Instruments «  planétaires »

Synthétiseur (c) Costanza Matteucci

Il est une famille d’instruments de musique que les spécialistes de l’organologie du début du XXe siècle n’auraient pu prédire : celle des instruments « planétaires ». Cette catégorie n’existe dans aucun traité. Nous l’avons arbitrairement choisie pour nommer ces instruments qui, à la faveur du développement galopant de la facture industrielle, se sont répandus en quelques décennies sur tous les continents. La batterie, par exemple, a connu une diffusion massive autour des années 1950, notamment grâce à la commercialisation de peaux synthétiques et à l’avènement du rock’n’roll. Invention de la fin du XIXe siècle boudée par les plus grands compositeurs de son temps, le saxophone fut rapidement promu symbole du jazz, puis du funk et d’autres musiques populaires du monde entier.
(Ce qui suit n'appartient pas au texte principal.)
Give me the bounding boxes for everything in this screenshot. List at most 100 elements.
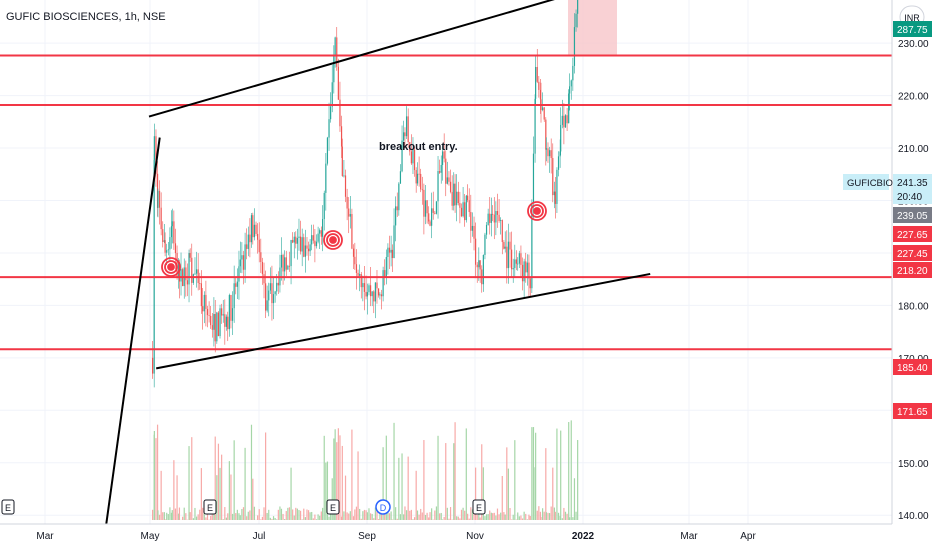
candle-body (562, 116, 563, 125)
candle-body (282, 255, 283, 272)
candle-body (161, 208, 162, 229)
volume-bar (545, 448, 546, 520)
candle-body (572, 66, 573, 80)
volume-bar (565, 512, 566, 520)
volume-bar (281, 509, 282, 520)
volume-bar (571, 420, 572, 520)
candle-body (191, 258, 192, 283)
volume-bar (173, 460, 174, 520)
volume-bar (547, 513, 548, 520)
candle-body (538, 82, 539, 90)
candle-body (475, 239, 476, 265)
candle-body (439, 171, 440, 173)
volume-bar (425, 515, 426, 520)
volume-bar (397, 519, 398, 520)
volume-bar (520, 516, 521, 520)
candle-body (556, 170, 557, 204)
volume-bar (305, 517, 306, 520)
candle-body (565, 115, 566, 127)
volume-bar (488, 514, 489, 520)
volume-bar (188, 446, 189, 520)
candle-body (365, 292, 366, 297)
volume-bar (226, 518, 227, 520)
candle-body (546, 148, 547, 149)
candle-body (516, 259, 517, 263)
candle-body (319, 230, 320, 233)
candle-body (448, 177, 449, 181)
candle-body (403, 132, 404, 140)
candle-body (392, 250, 393, 258)
candle-body (322, 219, 323, 237)
volume-bar (279, 506, 280, 520)
candle-body (318, 234, 319, 242)
candle-body (398, 184, 399, 211)
candle-body (254, 225, 255, 237)
volume-bar (522, 518, 523, 520)
candle-body (508, 242, 509, 268)
candle-body (251, 215, 252, 242)
volume-bar (422, 512, 423, 520)
candle-body (347, 197, 348, 209)
volume-bar (461, 510, 462, 520)
volume-bar (263, 507, 264, 520)
price-label-countdown: 20:40 (897, 192, 922, 203)
volume-bar (555, 512, 556, 520)
volume-bar (267, 513, 268, 520)
time-tick-label: Jul (253, 531, 266, 542)
candle-body (511, 250, 512, 270)
volume-bar (316, 519, 317, 520)
candle-body (574, 27, 575, 66)
volume-bar (164, 512, 165, 520)
candle-body (522, 265, 523, 281)
candle-body (215, 314, 216, 341)
volume-bar (498, 514, 499, 520)
volume-bar (246, 516, 247, 520)
candle-body (201, 283, 202, 306)
candle-body (357, 273, 358, 276)
volume-bar (391, 511, 392, 520)
candle-body (386, 257, 387, 278)
candle-body (492, 214, 493, 215)
candle-body (477, 265, 478, 268)
candle-body (157, 191, 158, 208)
volume-bar (453, 443, 454, 520)
candle-body (373, 291, 374, 301)
candle-body (286, 257, 287, 269)
volume-bar (495, 516, 496, 520)
candle-body (229, 295, 230, 329)
volume-bar (278, 510, 279, 520)
candle-body (364, 283, 365, 292)
candle-body (425, 200, 426, 216)
volume-bar (533, 427, 534, 520)
candle-body (535, 67, 536, 99)
candle-body (506, 247, 507, 268)
time-scale (0, 524, 892, 550)
candle-body (411, 151, 412, 163)
price-label-level-3-text: 218.20 (897, 266, 928, 277)
candle-body (237, 282, 238, 287)
volume-bar (575, 512, 576, 520)
candle-body (238, 266, 239, 281)
candle-body (284, 257, 285, 271)
candle-body (458, 192, 459, 203)
candle-body (224, 314, 225, 327)
volume-bar (577, 440, 578, 520)
candle-body (257, 234, 258, 240)
volume-bar (273, 516, 274, 520)
volume-bar (444, 517, 445, 520)
volume-bar (260, 519, 261, 520)
candle-body (252, 215, 253, 237)
volume-bar (505, 514, 506, 520)
volume-bar (270, 518, 271, 520)
price-label-target: 287.75 (893, 21, 932, 37)
candle-body (498, 215, 499, 221)
event-marker-label: E (330, 503, 336, 513)
candle-body (159, 191, 160, 208)
volume-bar (420, 509, 421, 520)
volume-bar (169, 507, 170, 520)
candle-body (202, 306, 203, 311)
candle-body (209, 315, 210, 316)
trendline (106, 138, 160, 526)
volume-bar (240, 515, 241, 520)
candle-body (348, 209, 349, 217)
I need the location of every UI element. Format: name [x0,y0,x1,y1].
On ne saurait oublier enfin les instruments électroniques comme les synthétiseurs et boîtes à rythme, instruments « planétaires » par excellence.

Ces instruments pratiqués « partout » dans le monde ne sont pourtant pas de nulle part : leurs modes de production et de commercialisation sont au contraire très localisés, bien souvent en Asie orientale. Ils ont fait irruption dans nos vies quotidiennes avec l’explosion d’internet, au début des années 2000. Parmi eux, le kalimba (un « piano à pouces » industrialisé) ou le ukulélé sont capables à eux seuls de rassembler en quelques semaines des millions de vues sur des vidéos de démonstration et des tutoriels en ligne. Rappelons-nous également de la naissance du hang, cet instrument en forme de soucoupe volante à la sonorité lunaire, découvert sur les réseaux sociaux il y a une quinzaine d’années et dont le succès a littéralement flambé : dépassés, ses créateurs ont depuis décidé de fermer boutique.

Bien d’autres branches devraient être ajoutées à cette cartographie pour qu’elle puisse couvrir tous les instruments de la planète ; des familles nécessairement mouvantes puisque de nouvelles formes et sonorités apparaissent années après années. Ce qui nous oblige à repenser sans cesse nos manières de catégoriser et de représenter les cultures du monde, à la fois diverses et entremêlées.